Ele virou-se com olhos desatentos e murchos, num gesto irreprimível e sem olhar para ela disse: "Eu não a amo mais".Seu corpo todo sofria com aquela profunda revelação. Mas era preciso dizer-lhe.

As mãos dela pairaram suspensas no ar, sua voz produzira uma sequência de sons inarticulados, descontínuos... Ela premeditara um ataque, um desmaio, um grito, uma fuga... Contudo, permanecera, ali, imóvel, paralisada pela emoção. Vivia fugindo daquele momento, como o diabo foge da cruz, enfim, o que ela tanto temia aconteceu. Fez-se necessário acontecer.

Ele tentara explicar-se: "Ela era boa para ele, tão dócil, suave, gentil, qualidades não lhe faltavam. Talvez não a merecesse... Tinha noção do que estava perdendo, mas o que fazer? Amor é um sentimento que não se explica, gostava dela, mas não a amava. Não, não havia outra pessoa, o motivo era esse: ele deixou de amar...".

Ela tentou acariciar-lhe o ombro, queria segurá-lo, prendê-lo ali para sempre, ela o queria tanto... Ele alheio aos carinhos dela, vestiu-se e mais que depressa, dirigiu-se à porta, abriu-a e se foi. Ela enfiou a cabeça debaixo do travesseiro, encolhendo-se de dor.

A casa dos trinta chegara para ela, mas não o amor, mantinha-se firme, forte, invulnerável às coisas do amor. Jamais se interessara por alguém e aguardava silenciosa e lúcida a chegada do amor, que certamente algum dia chegaria.

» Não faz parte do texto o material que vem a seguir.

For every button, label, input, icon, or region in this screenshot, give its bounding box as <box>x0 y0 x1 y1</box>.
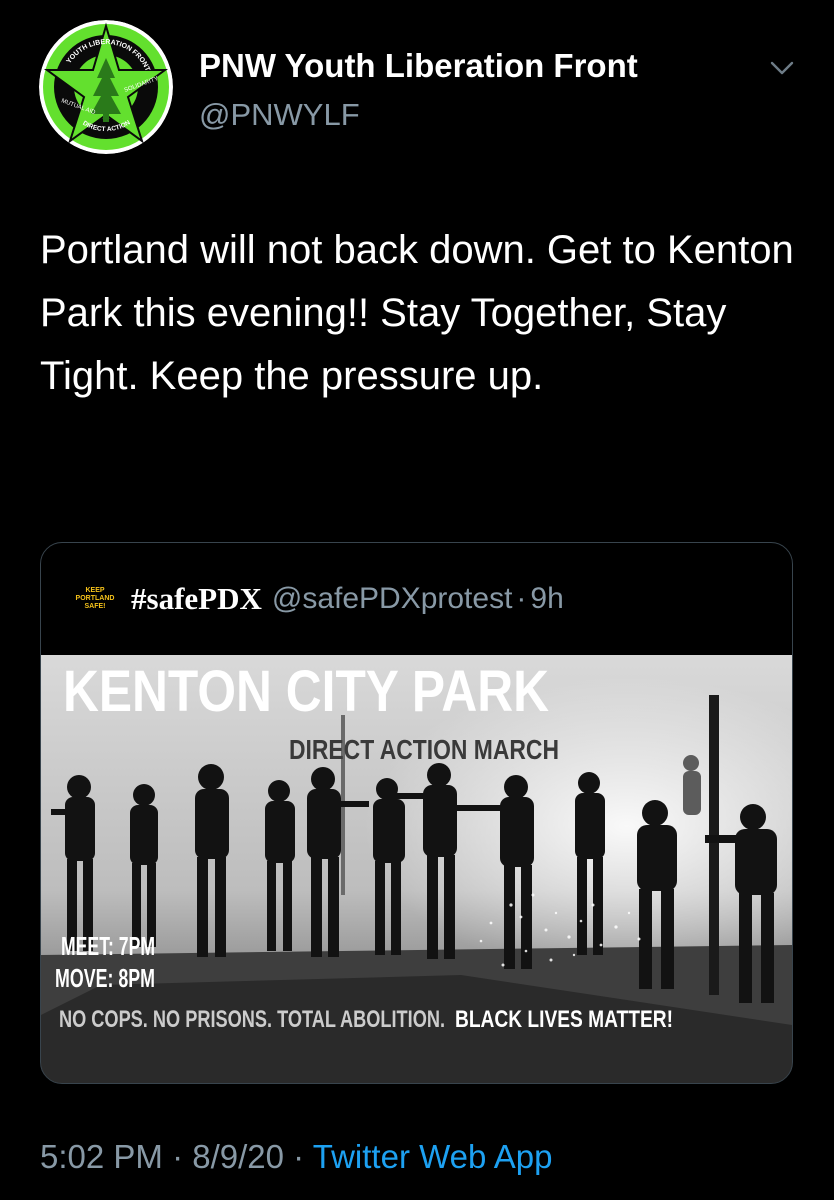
quoted-author-name[interactable]: #safePDX <box>131 581 262 617</box>
poster-meet: MEET: 7PM <box>61 931 155 961</box>
quoted-tweet-header: KEEP PORTLAND SAFE! #safePDX @safePDXpro… <box>73 577 564 621</box>
quoted-timestamp[interactable]: 9h <box>530 582 563 616</box>
poster-move: MOVE: 8PM <box>55 963 155 993</box>
poster-title: KENTON CITY PARK <box>63 659 549 724</box>
source-app-link[interactable]: Twitter Web App <box>313 1138 553 1175</box>
tweet-date[interactable]: 8/9/20 <box>192 1138 284 1175</box>
separator-dot: · <box>293 1138 305 1175</box>
separator-dot: · <box>172 1138 184 1175</box>
quoted-tweet[interactable]: KEEP PORTLAND SAFE! #safePDX @safePDXpro… <box>40 542 793 1084</box>
tweet-time[interactable]: 5:02 PM <box>40 1138 163 1175</box>
poster-slogan: NO COPS. NO PRISONS. TOTAL ABOLITION. <box>59 1006 445 1033</box>
quoted-avatar-line: KEEP <box>85 587 105 594</box>
protest-poster: KENTON CITY PARK DIRECT ACTION MARCH MEE… <box>41 655 792 1083</box>
quoted-avatar[interactable]: KEEP PORTLAND SAFE! <box>73 577 117 621</box>
quoted-author-handle[interactable]: @safePDXprotest <box>272 582 513 616</box>
poster-slogan-emphasis: BLACK LIVES MATTER! <box>455 1006 673 1033</box>
tweet-text: Portland will not back down. Get to Kent… <box>40 228 794 398</box>
poster-subtitle: DIRECT ACTION MARCH <box>289 734 559 765</box>
quoted-media-image[interactable]: KENTON CITY PARK DIRECT ACTION MARCH MEE… <box>41 655 792 1083</box>
author-avatar[interactable]: YOUTH LIBERATION FRONT MUTUAL AID SOLIDA… <box>39 20 173 154</box>
author-name[interactable]: PNW Youth Liberation Front <box>199 46 638 86</box>
quoted-avatar-line: SAFE! <box>84 603 106 610</box>
chevron-down-icon[interactable] <box>766 54 798 82</box>
tweet-footer: 5:02 PM · 8/9/20 · Twitter Web App <box>40 1136 552 1178</box>
quoted-avatar-line: PORTLAND <box>75 595 115 602</box>
ylf-logo: YOUTH LIBERATION FRONT MUTUAL AID SOLIDA… <box>39 20 173 154</box>
author-handle[interactable]: @PNWYLF <box>199 96 360 134</box>
separator-dot: · <box>516 582 527 615</box>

E o amor chegou sem aviso prévio ou condecorações, não veio numa carruagem dourada, nem montado num cavalo branco, tampouco numa noite de Lua cheia. Chegou, simplesmente, vestindo um "jeans" surrado, uma camiseta colorida e um tênis de longas caminhadas.Tinha olhos extravagantes, possuía um certo enlevo, uma energia constante, uma alegria contagiante. E ela se apaixonou, abandonou o olhar sério, a gravidade dos gestos para embarcar numa informalidade sutil. A mudança exterior, muitas vezes, é mais fácil de se operar que a interior, portanto, havia, agora, uma preocupação constante com o que vestir e como se vestir. Queria rejuvenescer a qualquer custo. Resolveu mudar o corte de cabelo, dar um toque moderno ao seu rosto. E não é que ela tornou-se mais bonita. Talvez não fossem as roupas, nem o cabelo. Era a felicidade que brotava em seus olhos e iluminava todo o seu ser; a alegria tomou conta de sua vida, a rejuvenesceu, a embelezou.

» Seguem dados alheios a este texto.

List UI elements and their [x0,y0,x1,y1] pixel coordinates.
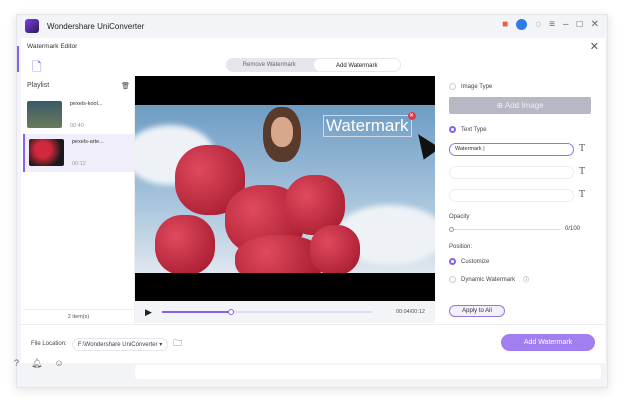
close-editor-icon[interactable]: ✕ [590,40,599,53]
help-icon[interactable]: ⓘ [523,275,529,284]
image-type-label: Image Type [461,83,493,90]
accent-bar [17,46,19,72]
app-window: Wondershare UniConverter ■ ◌ ≡ – □ ✕ Wat… [16,14,608,388]
text-input-2[interactable] [449,166,574,179]
help-circle-icon[interactable]: ? [14,358,19,369]
close-app-icon[interactable]: ✕ [591,19,599,30]
cursor-icon [409,128,435,160]
dynamic-watermark-radio[interactable] [449,276,456,283]
text-type-radio[interactable] [449,126,456,133]
bell-icon[interactable]: 🔔︎ [31,358,42,369]
item-name: pexels-kool... [70,101,103,107]
feedback-icon[interactable]: ☺ [54,358,63,369]
opacity-handle[interactable] [449,227,454,232]
add-file-icon[interactable]: 🗋 [32,58,44,74]
remove-watermark-icon[interactable]: ✕ [407,112,416,120]
title-bar: Wondershare UniConverter ■ ◌ ≡ – □ ✕ [17,15,607,37]
seek-bar[interactable] [161,308,372,315]
thumbnail [27,101,62,128]
mode-toggle: Remove Watermark Add Watermark [226,58,401,72]
playlist-panel: Playlist 🗑 pexels-kool... 00:40 pexels-art… [23,76,135,324]
watermark-overlay[interactable]: Watermark ✕ [323,112,416,137]
customize-radio[interactable] [449,258,456,265]
app-title: Wondershare UniConverter [47,21,145,31]
item-count: 2 item(s) [23,309,134,324]
apply-to-all-button[interactable]: Apply to All [449,305,505,317]
player-controls: ▶ 00:04/00:12 [135,301,435,323]
tab-add-watermark[interactable]: Add Watermark [313,59,400,71]
minimize-icon[interactable]: – [563,19,569,30]
text-input-1[interactable]: Watermark | [449,143,574,156]
image-type-radio[interactable] [449,83,456,90]
playlist-item[interactable]: pexels-kool... 00:40 [23,96,134,134]
watermark-editor: Watermark Editor ✕ 🗋 Remove Watermark Ad… [17,38,605,363]
maximize-icon[interactable]: □ [577,19,583,30]
thumbnail [29,139,64,166]
tab-remove-watermark[interactable]: Remove Watermark [226,58,313,72]
file-location-label: File Location: [31,341,67,347]
item-duration: 00:40 [70,123,84,129]
file-location-select[interactable]: F:\Wondershare UniConverter ▾ [71,337,169,351]
opacity-value: 0/100 [565,226,581,232]
app-logo-icon [25,19,39,33]
position-label: Position: [449,244,473,250]
gift-icon[interactable]: ■ [502,19,508,30]
footer: File Location: F:\Wondershare UniConvert… [21,324,605,363]
customize-label: Customize [461,258,490,265]
playlist-item[interactable]: pexels-arte... 00:12 [23,134,134,172]
add-image-button[interactable]: ⊕ Add Image [449,97,591,114]
support-icon[interactable]: ◌ [535,19,541,30]
delete-icon[interactable]: 🗑 [121,82,130,90]
text-type-label: Text Type [461,126,487,133]
opacity-label: Opacity [449,214,470,220]
watermark-text: Watermark [326,116,409,135]
time-readout: 00:04/00:12 [395,309,425,315]
folder-icon[interactable]: 🗀 [173,336,182,352]
dynamic-label: Dynamic Watermark [461,276,516,283]
opacity-slider[interactable] [449,227,561,232]
video-preview[interactable]: Watermark ✕ [135,76,435,301]
item-duration: 00:12 [72,161,86,167]
text-style-icon[interactable]: T [579,143,585,154]
text-style-icon[interactable]: T [579,189,585,200]
item-name: pexels-arte... [72,139,104,145]
background-panel [135,365,601,379]
seek-handle[interactable] [228,308,235,315]
video-frame: Watermark ✕ [135,105,435,273]
settings-panel: Image Type ⊕ Add Image Text Type Waterma… [441,76,601,324]
playlist-label: Playlist [27,82,50,89]
editor-title: Watermark Editor [27,43,78,50]
menu-icon[interactable]: ≡ [549,19,555,30]
play-icon[interactable]: ▶ [145,307,152,318]
account-icon[interactable] [516,19,528,30]
text-input-3[interactable] [449,189,574,202]
text-style-icon[interactable]: T [579,166,585,177]
add-watermark-button[interactable]: Add Watermark [501,334,595,351]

Foram-se os dias, enquanto ela só pensava no encontro, era a descoberta da vida, aprendera a enxergar coisas que para ela, antes, não existiam como a grandeza das árvores, o colorido dos jardins e, sobretudo, aprendera a olhar o céu.

Interessou-se por pintura, começou a pintar: árvores distantes, casinhas antigas, patinhos no lago e um sol dourado dominando a paisagem infantil. Ele ria dos quadros dela, mas ela obstinada, atenta aos detalhes, continuava sua obra, porque, só agora, ela começara a enxergar a beleza das coisas que ela nunca tinha visto e que sempre estiveram ao seu redor. Passou a visitar as pinacotecas, sabia que não possuía talento para tornar-se uma grande pintora, mas nada a impediria de perseguir os pintores consagrados e contentava-se com seus pobres esboços.

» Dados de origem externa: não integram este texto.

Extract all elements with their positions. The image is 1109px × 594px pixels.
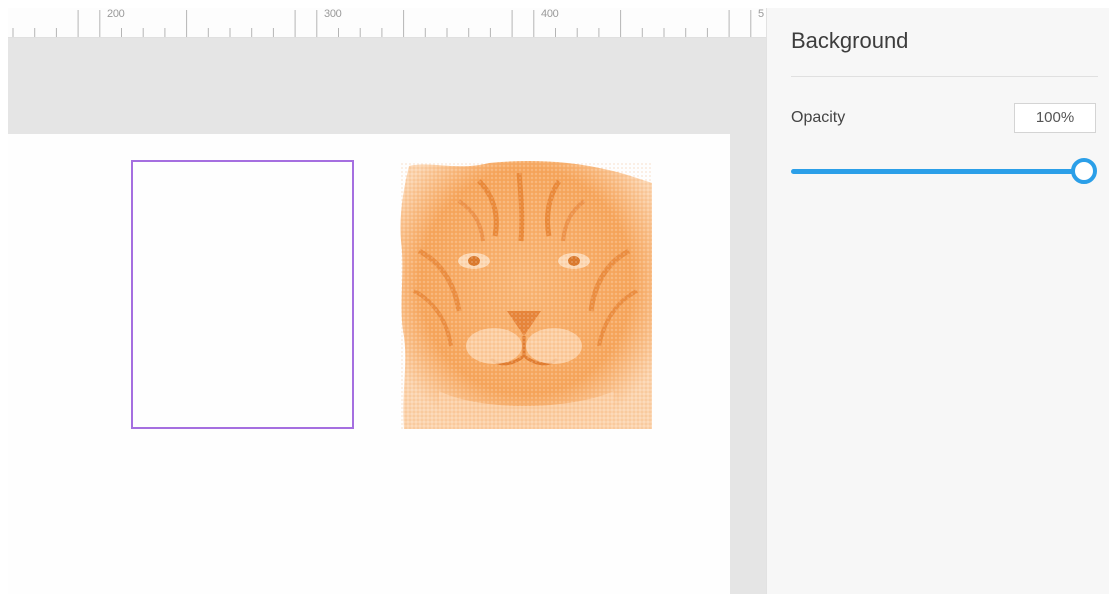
canvas-area[interactable]: 200 300 400 5 [8,8,766,594]
artboard[interactable] [8,134,730,594]
app-window: 200 300 400 5 Background Opacity 100% [0,0,1109,594]
properties-panel: Background Opacity 100% [766,8,1109,594]
opacity-slider[interactable] [791,158,1097,184]
tiger-image[interactable] [399,161,652,429]
panel-divider [791,76,1098,77]
opacity-label: Opacity [791,109,846,126]
opacity-slider-track[interactable] [791,169,1084,174]
panel-title: Background [791,28,909,53]
selected-frame[interactable] [131,160,354,429]
slider-thumb-icon[interactable] [1071,158,1097,184]
ruler-label-300: 300 [324,8,342,20]
ruler-label-200: 200 [107,8,125,20]
ruler-label-400: 400 [541,8,559,20]
tiger-picture [399,161,652,429]
opacity-input[interactable]: 100% [1014,103,1096,133]
ruler-label-500: 5 [758,8,764,20]
horizontal-ruler: 200 300 400 5 [8,8,766,38]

E, assim, sua vida seguia tão bonita, colorida e uma eterna primavera se instalou. Porém ela sabia que nada é para sempre. Tudo tem um começo, tudo tem um fim. Os olhos dele irradiavam uma procura incessante, uma força vigorosa, sedenta de renovações, de mudanças. Enquanto para ela seus anseios se resumiam: numa quietude solene de um fim de tarde sem surpresas, embalado pela chuva que caía lá fora nas tardes de verão ou no tímido pôr-do-sol das tardes frias de inverno, era tudo que ela queria: uma vida monótona e tranquila. Para ele monotonia era tudo que ele não queria...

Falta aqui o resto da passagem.